St. Atticus patriarch of Constantinople
Feastday: January 8
Bishop and opponent of St. John Chrysostom. Atticus was born in Sebaste. lie was trained in a heretical sect but converted and was ordained in Constantinople. He and one Arsacacius aided in deposing St. John Chrysostom from the see of Constantinople at the Council of the Oak in 405. Atticus succeeded to the see of Constantinople in 406, recognized by Pope St. Innocent I. He was a tireless foe of heretics, called a "true successor of Chrysostom" by Pope St. Celestine I. Atticus died in Constantinople on October 10.
Commemorated on January 8
Born in Sebaste in Armenia, he was reared by monks who held to the heresy of Macedonius, which denied the uncreated divinity of the Holy Spirit; but when he came of age he rejected this error and embraced the Orthodox faith. He settled in Constantinople and became a priest in the Great Church. Though he had little formal education, his amazing memory, his zeal for Christ, and his powerful sermons recommended him to all, and he was elected Patriarch in 406, during the reign of the Emperor Arcadius.
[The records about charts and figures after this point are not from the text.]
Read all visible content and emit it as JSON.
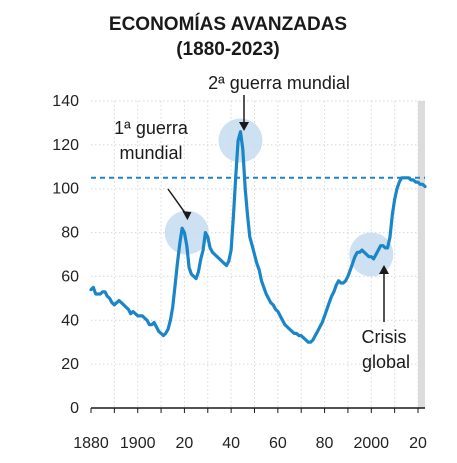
{
  "chart_data": {
    "type": "line",
    "title": [
      "ECONOMÍAS AVANZADAS",
      "(1880-2023)"
    ],
    "xlabel": "",
    "ylabel": "",
    "xlim": [
      1880,
      2023
    ],
    "ylim": [
      0,
      140
    ],
    "y_ticks": [
      0,
      20,
      40,
      60,
      80,
      100,
      120,
      140
    ],
    "x_ticks": [
      {
        "value": 1880,
        "label": "1880"
      },
      {
        "value": 1900,
        "label": "1900"
      },
      {
        "value": 1920,
        "label": "20"
      },
      {
        "value": 1940,
        "label": "40"
      },
      {
        "value": 1960,
        "label": "60"
      },
      {
        "value": 1980,
        "label": "80"
      },
      {
        "value": 2000,
        "label": "2000"
      },
      {
        "value": 2020,
        "label": "20"
      }
    ],
    "grid": true,
    "reference_line": {
      "y": 105,
      "style": "dashed"
    },
    "shaded_period": [
      2020,
      2023
    ],
    "series": [
      {
        "name": "",
        "color": "#1a86c8",
        "x": [
          1880,
          1881,
          1882,
          1883,
          1884,
          1885,
          1886,
          1887,
          1888,
          1889,
          1890,
          1891,
          1892,
          1893,
          1894,
          1895,
          1896,
          1897,
          1898,
          1899,
          1900,
          1901,
          1902,
          1903,
          1904,
          1905,
          1906,
          1907,
          1908,
          1909,
          1910,
          1911,
          1912,
          1913,
          1914,
          1915,
          1916,
          1917,
          1918,
          1919,
          1920,
          1921,
          1922,
          1923,
          1924,
          1925,
          1926,
          1927,
          1928,
          1929,
          1930,
          1931,
          1932,
          1933,
          1934,
          1935,
          1936,
          1937,
          1938,
          1939,
          1940,
          1941,
          1942,
          1943,
          1944,
          1945,
          1946,
          1947,
          1948,
          1949,
          1950,
          1951,
          1952,
          1953,
          1954,
          1955,
          1956,
          1957,
          1958,
          1959,
          1960,
          1961,
          1962,
          1963,
          1964,
          1965,
          1966,
          1967,
          1968,
          1969,
          1970,
          1971,
          1972,
          1973,
          1974,
          1975,
          1976,
          1977,
          1978,
          1979,
          1980,
          1981,
          1982,
          1983,
          1984,
          1985,
          1986,
          1987,
          1988,
          1989,
          1990,
          1991,
          1992,
          1993,
          1994,
          1995,
          1996,
          1997,
          1998,
          1999,
          2000,
          2001,
          2002,
          2003,
          2004,
          2005,
          2006,
          2007,
          2008,
          2009,
          2010,
          2011,
          2012,
          2013,
          2014,
          2015,
          2016,
          2017,
          2018,
          2019,
          2020,
          2021,
          2022,
          2023
        ],
        "values": [
          54,
          55,
          52,
          52,
          52,
          53,
          53,
          51,
          50,
          48,
          47,
          48,
          49,
          48,
          47,
          46,
          45,
          43,
          44,
          43,
          42,
          42,
          42,
          41,
          40,
          38,
          38,
          39,
          37,
          35,
          34,
          33,
          34,
          36,
          40,
          46,
          56,
          66,
          75,
          82,
          80,
          74,
          64,
          61,
          60,
          59,
          62,
          68,
          72,
          80,
          78,
          73,
          71,
          70,
          69,
          68,
          67,
          66,
          65,
          67,
          72,
          88,
          106,
          122,
          126,
          118,
          100,
          88,
          78,
          74,
          70,
          66,
          63,
          58,
          55,
          52,
          50,
          48,
          47,
          45,
          44,
          42,
          40,
          38,
          37,
          36,
          35,
          34,
          34,
          33,
          33,
          32,
          31,
          30,
          30,
          31,
          33,
          35,
          37,
          39,
          42,
          45,
          48,
          51,
          53,
          56,
          58,
          57,
          57,
          58,
          60,
          63,
          66,
          69,
          71,
          71,
          72,
          71,
          70,
          69,
          69,
          68,
          70,
          72,
          74,
          74,
          73,
          73,
          78,
          88,
          95,
          100,
          103,
          105,
          105,
          105,
          105,
          104,
          104,
          103,
          103,
          102,
          102,
          101
        ]
      }
    ],
    "annotations": [
      {
        "lines": [
          "1ª guerra",
          "mundial"
        ],
        "target": [
          1920,
          82
        ]
      },
      {
        "lines": [
          "2ª guerra mundial"
        ],
        "target": [
          1944,
          126
        ]
      },
      {
        "lines": [
          "Crisis",
          "global"
        ],
        "target": [
          2003,
          73
        ]
      }
    ],
    "highlight_circles": [
      {
        "x": 1921,
        "y": 80
      },
      {
        "x": 1944,
        "y": 122
      },
      {
        "x": 2000,
        "y": 70
      }
    ]
  }
}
He served as shepherd to the Church for twenty years, ruling always with wisdom and moderation. Though he was unbending in upholding the Faith exactly, he took a conciliatory, persuasive approach to heretics and schismatics; in this way he was able to restore many to the Church rather than driving them away. His best-known single act is his restoration of the name of St John Chrysostom to the diptychs. Saint John had been unjustly denied commemoration in the Patriarchate since his exile, which had led to a schism; restoration of his commemoration not only corrected a grave injustice but healed a schism. Saint Atticus also presided over the rededication of the Agia Sophia, which had been burned in 404 in the rioting that followed St John Chrysostom's exile. He reposed in peace in 425.